In The Other Tudors, Philippa Jones uncovers the intrigues behind Henry's many love affairs and illuminates the tumultuous lives of his many illegitimate offspring, whose paths often entwined with those of their royal siblings, Edward, Mary and Elizabeth Tudor.
Star Rating - 3
Henry VIII is one of those historical figures that most everyone has heard of, even those today not interested in history. He’s usually remembered for being the dude with six wives and being a really nasty tyrant. It’s intriguing to see him in a different light, through the different lenses of his different wives, mistresses, and illegitimate children. He’s still a tyrant but one who’s a bit more understandable and relatable.
It was interesting to examine the personage of Henry from the point of view of someone eternally looking for his definition of love. He sounds like a perfectionist that was always looking for an ideal that didn’t exist, not letting anything or anyone stand in the way of that pursuit. That balanced with the demands of his kingdom and ruling gives us one of the biggest names in history.

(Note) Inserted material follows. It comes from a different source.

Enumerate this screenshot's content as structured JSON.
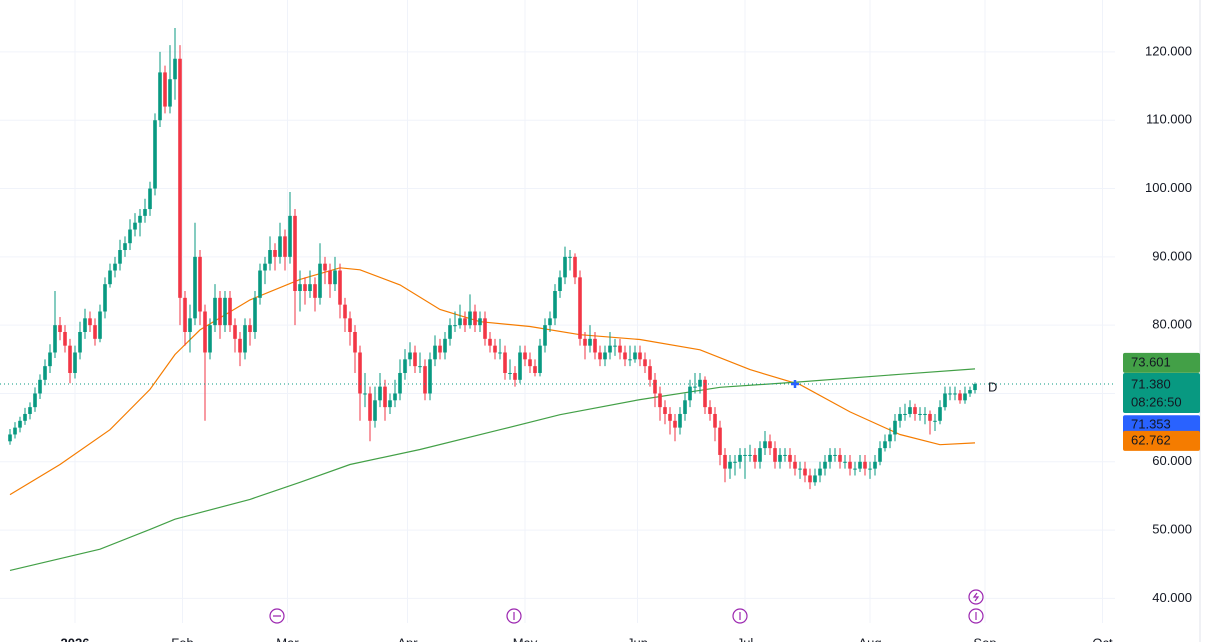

I love exploring obscure historical figures, and you can’t get more obscure than a royal mistress with no name (as one example of Henry’s many loves). This book goes into detail the lives of the women who shared his heard and bed, however little a time that may be. The children that resulted from those liaisons round out a picture of a man who felt deep, intensely, but briefly.
Despite the subject matter and the exploration of obscure historical figures, this book had a major flaw. The author tended to wordiness, to the point where I got bored to tears at times. She would spend pages after pages after pages on the minutiae of Henry’s children’s lives, up to old age, that I felt like we lost sight of the book’s intentions or goals.
The introduction led me to believe that we were exploring Henry’s loves and children as a reflection of him as a person and that goal was reached for the most of the book. Yet, at times, way too much information was included in the narrative, and I got lost in the shuffle.
A stimulating subject and the depth of knowledge and research behind this book grab the attention of readers. However, this book suffers by an overly-verbose delivery that drags it down. I got lost in a slew of facts and figures that seemed to deviate and meander away from the central topic. While interesting in their own right, I felt like some of the meanders were out of place and boring in this book. Now a bad work on this subject but not the best either.